Les plus anciens se souviennent peut-être de leurs premières apparitions. On les croisait dans la rue. Ils avançaient comme des fantômes shakespeariens, fixaient le vide, proféraient des paroles incompréhensibles vers des interlocuteurs invisibles, en conciliabule avec le néant. On a d'abord imaginé que les asiles d'aliénés avaient décidé de libérer les malades les plus inoffensifs. On détournait alors pudiquement le regard. Très vite, la maladie s'est propagée dans notre entourage, et il n'est pas rare, maintenant, dans une conversation banale, de voir notre interlocuteur changer soudainement d'attitude et commencer à parler d'un autre sujet dans un dialogue avec un absent, ou sortir de sa poche un téléphone vibrant, s'excusant et prétextant une éventuelle urgence. Ça refroidit le dialogue.

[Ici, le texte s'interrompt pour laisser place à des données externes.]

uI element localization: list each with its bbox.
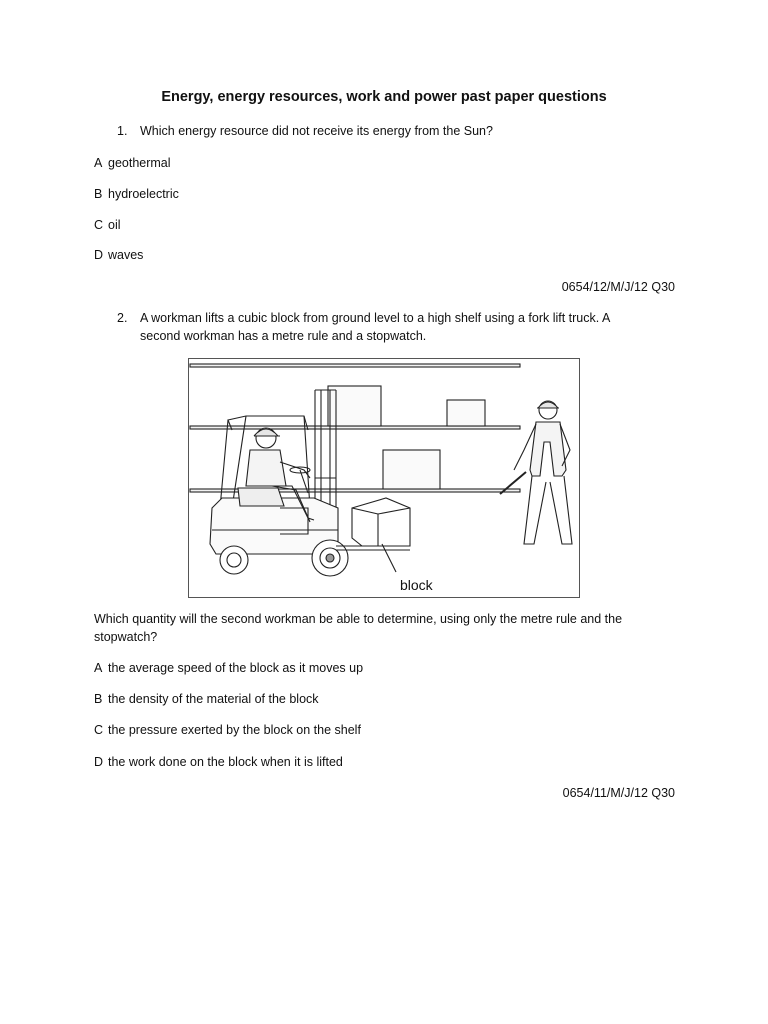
figure-label-block: block: [400, 577, 433, 593]
cubic-block: [352, 498, 410, 546]
question-1-text: Which energy resource did not receive its energy from the Sun?: [140, 124, 493, 138]
option-letter: A: [94, 156, 103, 170]
option-letter: C: [94, 218, 104, 232]
option-text: hydroelectric: [108, 187, 179, 201]
page-title: Energy, energy resources, work and power past paper questions: [161, 89, 607, 105]
option-text: the work done on the block when it is lifted: [108, 755, 343, 769]
option-letter: C: [94, 723, 104, 737]
option-letter: B: [94, 187, 103, 201]
question-1-number: 1.: [117, 124, 128, 138]
option-text: geothermal: [108, 156, 171, 170]
q2-option-b: [94, 692, 319, 706]
option-letter: B: [94, 692, 103, 706]
question-1-reference: 0654/12/M/J/12 Q30: [561, 280, 675, 294]
option-letter: A: [94, 661, 103, 675]
question-2-number: 2.: [117, 311, 128, 325]
option-letter: D: [94, 755, 104, 769]
question-2-reference: 0654/11/M/J/12 Q30: [562, 786, 675, 800]
q1-option-c: [94, 218, 121, 232]
question-2-text-line-2: second workman has a metre rule and a stopwatch.: [140, 329, 427, 343]
option-text: oil: [108, 218, 121, 232]
forklift-figure: [188, 358, 580, 598]
q2-option-a: [94, 661, 363, 675]
option-letter: D: [94, 248, 104, 262]
question-2-text-line-1: A workman lifts a cubic block from ground level to a high shelf using a fork lift truck. A: [140, 311, 611, 325]
q1-option-b: [94, 187, 179, 201]
forklift-illustration: [188, 358, 580, 598]
q2-option-c: [94, 723, 361, 737]
shelf-box-middle: [383, 450, 440, 489]
q1-option-a: [94, 156, 171, 170]
question-2-prompt-line-2: stopwatch?: [94, 630, 158, 644]
top-shelf: [190, 364, 520, 367]
q1-option-d: [94, 248, 143, 262]
option-text: the density of the material of the block: [108, 692, 319, 706]
q2-option-d: [94, 755, 343, 769]
question-2-prompt-line-1: Which quantity will the second workman be able to determine, using only the metre rule and the: [94, 612, 623, 626]
option-text: the pressure exerted by the block on the shelf: [108, 723, 361, 737]
shelf-box-top-right: [447, 400, 485, 426]
option-text: the average speed of the block as it moves up: [108, 661, 364, 675]
option-text: waves: [108, 248, 144, 262]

Nous étions les spectateurs désarmés d'une mutation de l'espèce humaine. Comme il s'était mis, il y a quelques millions d'années, à la
bipédie et à la
parole, l'être humain évoluait vers un nouvel état où il n'est plus totalement à l'emplacement où on le perçoit et vit à distance de son propre corps.




Et nous sommes peut-être aujourd'hui, avec la
nouvelle grippe, à l'aube d'une mutation comparable où seuls survivront ceux qui méprisent le collègue de bureau et le voisin de palier, ceux qui refusent le rituel quotidien de la double bise machinale ou du serrement de main flasque et confraternel. Ceux qui fuient les foules et les rassemblements, et ne fréquentent les grands magasins et les cinémas qu'à l'heure des finales sportives ou des élections décisives, quand les rues sont désertes. Ceux qui espèrent toujours qu'un orage violent viendra disperser le brouhaha dissonant de la brocante ou du marché voisins. En bref, les vrais misanthropes, les déçus de la relation sociale.
Certains, dit-on, souhaiteraient que l'épidémie devienne pandémie, voire hécatombe. Mais sur ce point les médecins sont rassurants.
Alors pour adoucir la déception des plus insociables, voici quelques vues de
Roghudi Vecchio,
village de
Calabre totalement déserté depuis 1973, après des inondations dévastatrices en 1971. Le fleuve même est faux, c'est en permanence un lit de caillasses. Les villages abandonnés par les hommes sont nombreux dans cette région, abandonnée par l'Italie.